After day three of this, I started to get cabin fever and needed to go outside for a walk. Thankfully I had a close friend who would come with me to walk their dog. We stayed six feet apart through the neighborhood of University City in West Philadelphia. Going outside to just walk and take in fresh air was essential to my sanity. Sometimes, I would walk by myself or run, just to have something to look forward to each day during the Philadelphia stay-at-home order.
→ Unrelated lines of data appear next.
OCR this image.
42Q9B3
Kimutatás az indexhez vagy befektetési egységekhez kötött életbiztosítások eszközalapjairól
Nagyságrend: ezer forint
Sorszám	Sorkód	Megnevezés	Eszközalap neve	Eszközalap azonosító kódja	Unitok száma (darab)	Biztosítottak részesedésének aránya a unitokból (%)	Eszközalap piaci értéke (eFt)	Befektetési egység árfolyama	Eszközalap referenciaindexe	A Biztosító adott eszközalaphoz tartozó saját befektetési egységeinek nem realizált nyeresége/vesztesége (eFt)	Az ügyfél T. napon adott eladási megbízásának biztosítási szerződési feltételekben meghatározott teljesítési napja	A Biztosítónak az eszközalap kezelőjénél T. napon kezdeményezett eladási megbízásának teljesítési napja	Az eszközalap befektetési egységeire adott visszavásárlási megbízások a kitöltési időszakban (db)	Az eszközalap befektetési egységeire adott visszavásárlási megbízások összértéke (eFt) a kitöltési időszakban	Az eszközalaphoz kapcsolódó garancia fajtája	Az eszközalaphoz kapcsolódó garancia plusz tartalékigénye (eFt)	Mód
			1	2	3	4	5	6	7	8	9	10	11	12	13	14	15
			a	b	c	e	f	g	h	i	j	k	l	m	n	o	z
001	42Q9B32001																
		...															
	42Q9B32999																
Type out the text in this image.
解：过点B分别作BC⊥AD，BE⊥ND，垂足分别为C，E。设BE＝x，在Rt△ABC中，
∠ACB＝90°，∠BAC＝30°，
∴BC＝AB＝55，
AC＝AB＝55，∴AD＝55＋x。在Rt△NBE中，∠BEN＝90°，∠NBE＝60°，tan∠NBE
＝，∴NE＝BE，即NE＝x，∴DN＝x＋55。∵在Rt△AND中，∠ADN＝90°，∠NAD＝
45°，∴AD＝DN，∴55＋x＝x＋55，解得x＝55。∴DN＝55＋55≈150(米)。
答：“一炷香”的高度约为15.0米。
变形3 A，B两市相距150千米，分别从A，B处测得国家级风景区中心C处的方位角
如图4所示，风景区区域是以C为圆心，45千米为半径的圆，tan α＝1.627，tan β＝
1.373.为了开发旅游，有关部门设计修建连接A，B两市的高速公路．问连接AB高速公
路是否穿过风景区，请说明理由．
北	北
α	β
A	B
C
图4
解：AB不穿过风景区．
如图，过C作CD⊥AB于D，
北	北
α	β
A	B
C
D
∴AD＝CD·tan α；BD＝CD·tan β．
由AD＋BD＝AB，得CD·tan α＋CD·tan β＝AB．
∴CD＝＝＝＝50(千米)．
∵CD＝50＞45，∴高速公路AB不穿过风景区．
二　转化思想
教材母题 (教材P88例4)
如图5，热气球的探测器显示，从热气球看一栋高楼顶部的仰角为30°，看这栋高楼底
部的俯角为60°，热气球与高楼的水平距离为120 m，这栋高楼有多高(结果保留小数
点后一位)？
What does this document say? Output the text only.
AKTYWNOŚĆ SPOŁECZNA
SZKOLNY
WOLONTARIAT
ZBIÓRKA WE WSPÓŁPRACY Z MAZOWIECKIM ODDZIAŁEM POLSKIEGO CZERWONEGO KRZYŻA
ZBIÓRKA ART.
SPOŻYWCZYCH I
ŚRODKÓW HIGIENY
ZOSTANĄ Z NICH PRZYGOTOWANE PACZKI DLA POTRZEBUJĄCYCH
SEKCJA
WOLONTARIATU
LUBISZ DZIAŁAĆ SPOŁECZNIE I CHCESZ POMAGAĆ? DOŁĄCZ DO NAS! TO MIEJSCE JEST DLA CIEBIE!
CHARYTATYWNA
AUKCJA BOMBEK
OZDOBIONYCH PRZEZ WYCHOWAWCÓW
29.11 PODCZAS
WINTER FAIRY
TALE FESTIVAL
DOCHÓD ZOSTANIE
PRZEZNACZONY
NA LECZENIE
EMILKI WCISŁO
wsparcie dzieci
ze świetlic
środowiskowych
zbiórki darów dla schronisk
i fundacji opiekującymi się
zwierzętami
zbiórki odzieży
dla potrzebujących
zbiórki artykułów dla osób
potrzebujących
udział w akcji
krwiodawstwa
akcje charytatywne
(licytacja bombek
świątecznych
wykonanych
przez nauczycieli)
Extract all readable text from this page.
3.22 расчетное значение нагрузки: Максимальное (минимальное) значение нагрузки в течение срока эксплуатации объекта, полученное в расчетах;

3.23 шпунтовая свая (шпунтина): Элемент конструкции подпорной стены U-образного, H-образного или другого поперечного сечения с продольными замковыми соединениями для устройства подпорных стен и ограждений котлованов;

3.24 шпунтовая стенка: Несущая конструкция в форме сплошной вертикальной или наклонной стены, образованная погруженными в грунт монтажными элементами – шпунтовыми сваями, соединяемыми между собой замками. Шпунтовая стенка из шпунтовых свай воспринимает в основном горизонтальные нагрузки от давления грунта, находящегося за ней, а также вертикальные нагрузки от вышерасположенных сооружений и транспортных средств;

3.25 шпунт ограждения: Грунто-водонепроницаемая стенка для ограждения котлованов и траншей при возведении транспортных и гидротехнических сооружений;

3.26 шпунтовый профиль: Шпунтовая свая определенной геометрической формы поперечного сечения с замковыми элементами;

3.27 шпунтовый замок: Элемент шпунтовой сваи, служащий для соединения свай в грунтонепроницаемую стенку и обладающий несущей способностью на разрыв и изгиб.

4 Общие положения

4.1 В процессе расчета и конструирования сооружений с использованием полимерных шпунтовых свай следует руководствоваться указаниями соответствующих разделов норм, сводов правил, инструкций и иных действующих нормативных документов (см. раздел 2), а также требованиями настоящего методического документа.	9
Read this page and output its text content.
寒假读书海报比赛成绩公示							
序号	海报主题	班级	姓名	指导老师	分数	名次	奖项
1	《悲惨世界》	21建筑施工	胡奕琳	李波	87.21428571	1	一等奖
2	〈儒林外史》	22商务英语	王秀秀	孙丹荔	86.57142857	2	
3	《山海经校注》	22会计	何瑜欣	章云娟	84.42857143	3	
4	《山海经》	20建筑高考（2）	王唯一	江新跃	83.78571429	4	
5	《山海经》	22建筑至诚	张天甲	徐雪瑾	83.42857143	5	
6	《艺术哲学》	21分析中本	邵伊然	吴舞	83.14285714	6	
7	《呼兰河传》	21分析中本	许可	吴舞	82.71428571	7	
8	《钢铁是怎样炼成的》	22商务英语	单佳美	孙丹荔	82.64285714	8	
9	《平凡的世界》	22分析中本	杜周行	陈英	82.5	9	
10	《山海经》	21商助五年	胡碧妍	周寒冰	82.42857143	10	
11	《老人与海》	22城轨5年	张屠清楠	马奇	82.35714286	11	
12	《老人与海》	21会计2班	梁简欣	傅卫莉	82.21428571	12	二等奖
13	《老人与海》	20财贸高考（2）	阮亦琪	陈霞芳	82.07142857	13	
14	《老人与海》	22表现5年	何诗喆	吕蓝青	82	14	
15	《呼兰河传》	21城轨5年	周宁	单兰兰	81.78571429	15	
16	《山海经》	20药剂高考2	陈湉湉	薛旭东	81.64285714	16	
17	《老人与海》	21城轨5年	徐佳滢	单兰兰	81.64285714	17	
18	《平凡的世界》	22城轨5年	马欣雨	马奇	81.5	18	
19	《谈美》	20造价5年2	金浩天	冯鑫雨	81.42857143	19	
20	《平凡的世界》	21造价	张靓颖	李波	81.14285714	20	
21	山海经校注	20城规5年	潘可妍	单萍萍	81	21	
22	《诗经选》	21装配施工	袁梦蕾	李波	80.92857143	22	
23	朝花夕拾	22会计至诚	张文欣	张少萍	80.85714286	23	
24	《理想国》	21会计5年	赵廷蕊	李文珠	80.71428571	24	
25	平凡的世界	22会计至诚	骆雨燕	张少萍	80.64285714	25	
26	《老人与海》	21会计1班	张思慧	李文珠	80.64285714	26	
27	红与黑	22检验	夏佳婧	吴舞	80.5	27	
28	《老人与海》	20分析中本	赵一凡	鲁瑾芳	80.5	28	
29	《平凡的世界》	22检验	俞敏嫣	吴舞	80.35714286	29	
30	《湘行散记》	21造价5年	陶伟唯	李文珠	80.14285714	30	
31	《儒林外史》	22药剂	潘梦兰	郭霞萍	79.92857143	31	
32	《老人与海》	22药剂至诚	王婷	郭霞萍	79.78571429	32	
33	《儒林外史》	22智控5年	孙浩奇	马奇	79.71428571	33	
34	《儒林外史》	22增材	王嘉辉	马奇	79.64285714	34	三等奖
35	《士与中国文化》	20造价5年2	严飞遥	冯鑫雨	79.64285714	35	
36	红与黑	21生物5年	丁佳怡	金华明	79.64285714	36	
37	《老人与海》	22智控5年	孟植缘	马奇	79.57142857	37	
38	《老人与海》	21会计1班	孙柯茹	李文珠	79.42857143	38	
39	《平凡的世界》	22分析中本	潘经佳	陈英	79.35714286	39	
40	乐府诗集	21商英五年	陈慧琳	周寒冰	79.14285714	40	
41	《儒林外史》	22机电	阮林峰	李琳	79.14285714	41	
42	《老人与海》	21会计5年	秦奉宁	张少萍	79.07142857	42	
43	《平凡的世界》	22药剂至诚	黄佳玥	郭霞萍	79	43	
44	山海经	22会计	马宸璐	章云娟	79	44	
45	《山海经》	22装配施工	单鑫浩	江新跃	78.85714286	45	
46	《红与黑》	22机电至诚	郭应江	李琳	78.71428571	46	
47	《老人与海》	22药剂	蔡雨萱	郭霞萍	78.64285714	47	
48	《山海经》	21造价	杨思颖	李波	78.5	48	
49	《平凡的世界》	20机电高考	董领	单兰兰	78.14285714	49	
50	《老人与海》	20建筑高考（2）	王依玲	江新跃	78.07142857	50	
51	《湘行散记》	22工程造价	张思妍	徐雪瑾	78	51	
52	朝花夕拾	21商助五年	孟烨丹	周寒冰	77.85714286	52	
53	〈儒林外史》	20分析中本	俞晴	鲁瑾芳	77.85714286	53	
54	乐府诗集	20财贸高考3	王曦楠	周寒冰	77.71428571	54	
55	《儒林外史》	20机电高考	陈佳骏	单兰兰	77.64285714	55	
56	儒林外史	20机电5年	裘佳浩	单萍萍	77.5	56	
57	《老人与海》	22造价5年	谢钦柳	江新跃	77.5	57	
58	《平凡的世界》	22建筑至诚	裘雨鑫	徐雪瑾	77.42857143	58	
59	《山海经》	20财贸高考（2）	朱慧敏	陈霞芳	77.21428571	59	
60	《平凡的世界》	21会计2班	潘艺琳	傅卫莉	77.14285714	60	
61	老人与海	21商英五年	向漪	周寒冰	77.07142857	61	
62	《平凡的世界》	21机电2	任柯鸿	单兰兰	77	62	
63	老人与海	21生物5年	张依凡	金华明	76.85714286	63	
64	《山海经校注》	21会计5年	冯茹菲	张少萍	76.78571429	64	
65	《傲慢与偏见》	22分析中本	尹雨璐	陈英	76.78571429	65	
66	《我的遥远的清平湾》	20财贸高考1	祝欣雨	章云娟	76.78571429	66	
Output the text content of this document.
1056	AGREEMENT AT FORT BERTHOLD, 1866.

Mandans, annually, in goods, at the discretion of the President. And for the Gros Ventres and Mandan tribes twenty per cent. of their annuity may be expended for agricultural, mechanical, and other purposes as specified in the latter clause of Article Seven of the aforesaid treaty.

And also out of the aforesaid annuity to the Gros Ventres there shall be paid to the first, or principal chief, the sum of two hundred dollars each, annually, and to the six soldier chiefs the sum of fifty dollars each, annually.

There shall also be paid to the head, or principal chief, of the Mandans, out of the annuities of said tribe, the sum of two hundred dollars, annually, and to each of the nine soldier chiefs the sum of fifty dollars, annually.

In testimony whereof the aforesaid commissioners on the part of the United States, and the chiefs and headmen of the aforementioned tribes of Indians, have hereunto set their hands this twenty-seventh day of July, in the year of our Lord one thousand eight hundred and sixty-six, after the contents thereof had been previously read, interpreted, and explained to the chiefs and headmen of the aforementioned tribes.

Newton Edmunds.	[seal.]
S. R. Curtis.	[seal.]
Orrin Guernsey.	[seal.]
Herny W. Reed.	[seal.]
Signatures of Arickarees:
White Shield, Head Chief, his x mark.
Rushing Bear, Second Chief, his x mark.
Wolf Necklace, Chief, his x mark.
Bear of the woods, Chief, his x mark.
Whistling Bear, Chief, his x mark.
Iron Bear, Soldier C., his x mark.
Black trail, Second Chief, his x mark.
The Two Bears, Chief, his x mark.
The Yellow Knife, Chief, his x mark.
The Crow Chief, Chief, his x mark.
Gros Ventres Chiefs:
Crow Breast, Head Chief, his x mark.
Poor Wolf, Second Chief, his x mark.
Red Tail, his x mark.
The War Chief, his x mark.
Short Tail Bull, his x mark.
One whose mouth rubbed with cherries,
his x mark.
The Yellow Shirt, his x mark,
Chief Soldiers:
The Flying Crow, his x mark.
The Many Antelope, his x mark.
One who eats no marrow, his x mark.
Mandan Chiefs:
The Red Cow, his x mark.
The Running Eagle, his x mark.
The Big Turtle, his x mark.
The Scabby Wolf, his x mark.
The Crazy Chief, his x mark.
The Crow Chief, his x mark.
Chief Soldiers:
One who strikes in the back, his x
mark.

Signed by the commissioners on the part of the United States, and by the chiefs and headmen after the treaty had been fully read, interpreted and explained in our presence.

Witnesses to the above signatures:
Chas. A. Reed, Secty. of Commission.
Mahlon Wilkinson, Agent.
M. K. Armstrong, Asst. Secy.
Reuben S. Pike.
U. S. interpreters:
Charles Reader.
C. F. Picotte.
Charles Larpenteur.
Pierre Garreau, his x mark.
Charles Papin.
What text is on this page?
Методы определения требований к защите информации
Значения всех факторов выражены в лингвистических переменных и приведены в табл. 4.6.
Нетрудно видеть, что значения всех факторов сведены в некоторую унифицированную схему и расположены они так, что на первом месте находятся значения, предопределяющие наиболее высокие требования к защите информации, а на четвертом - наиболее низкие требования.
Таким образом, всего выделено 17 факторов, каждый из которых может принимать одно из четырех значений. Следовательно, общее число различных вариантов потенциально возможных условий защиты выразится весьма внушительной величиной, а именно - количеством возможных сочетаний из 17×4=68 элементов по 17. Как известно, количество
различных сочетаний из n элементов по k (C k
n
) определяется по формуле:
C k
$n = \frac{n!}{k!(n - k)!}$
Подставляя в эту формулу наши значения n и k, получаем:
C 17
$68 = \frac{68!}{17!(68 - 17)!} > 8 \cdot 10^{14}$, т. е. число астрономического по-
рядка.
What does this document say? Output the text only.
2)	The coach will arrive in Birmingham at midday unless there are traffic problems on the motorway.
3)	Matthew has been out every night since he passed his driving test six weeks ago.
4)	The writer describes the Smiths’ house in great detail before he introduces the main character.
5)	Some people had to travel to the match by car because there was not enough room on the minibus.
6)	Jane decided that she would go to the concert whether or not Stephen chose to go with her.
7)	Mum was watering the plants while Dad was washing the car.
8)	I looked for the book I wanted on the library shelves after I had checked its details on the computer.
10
Aside from all the usual school stress, there was now this added anxiety of managing the little amount of money I had. Not to mention, stores were running out of essential supplies and I was literally just trying to figure out what was going on with the world!? Trying to use studying as my escape from all that anxiety was not feasible, as my concentration waned, and my stress-eating ramped up. I would ask myself, ‘Can I pay rent next month?’ or ‘I hope my Wi-Fi works efficiently given how much I use it for my education now—an education that I pay tens of thousands of dollars for in addition to being an out-of-state student from New York.’ I could just feel the cortisol tearing my body apart day by day, and I didn’t even have an infection to fight off.

A positive outlook

With the world falling apart (as it seems), I thankfully have been able to keep looking on the bright side. These series of events made me rethink a lot about life and what’s important. Thankfully, I have a roof over my head, my family is healthy and the opportunity to study at an amazing university for my veterinary education. People have also reassured me that things will get better. I’m thankful for my classmates. Everyday we’ve been communicating and providing support to one another. This crisis has likely brought us even closer. The current pandemic is in fact something we are trained for in veterinary school under the OneHealth objective, and we cannot wait to help the world in the years to come.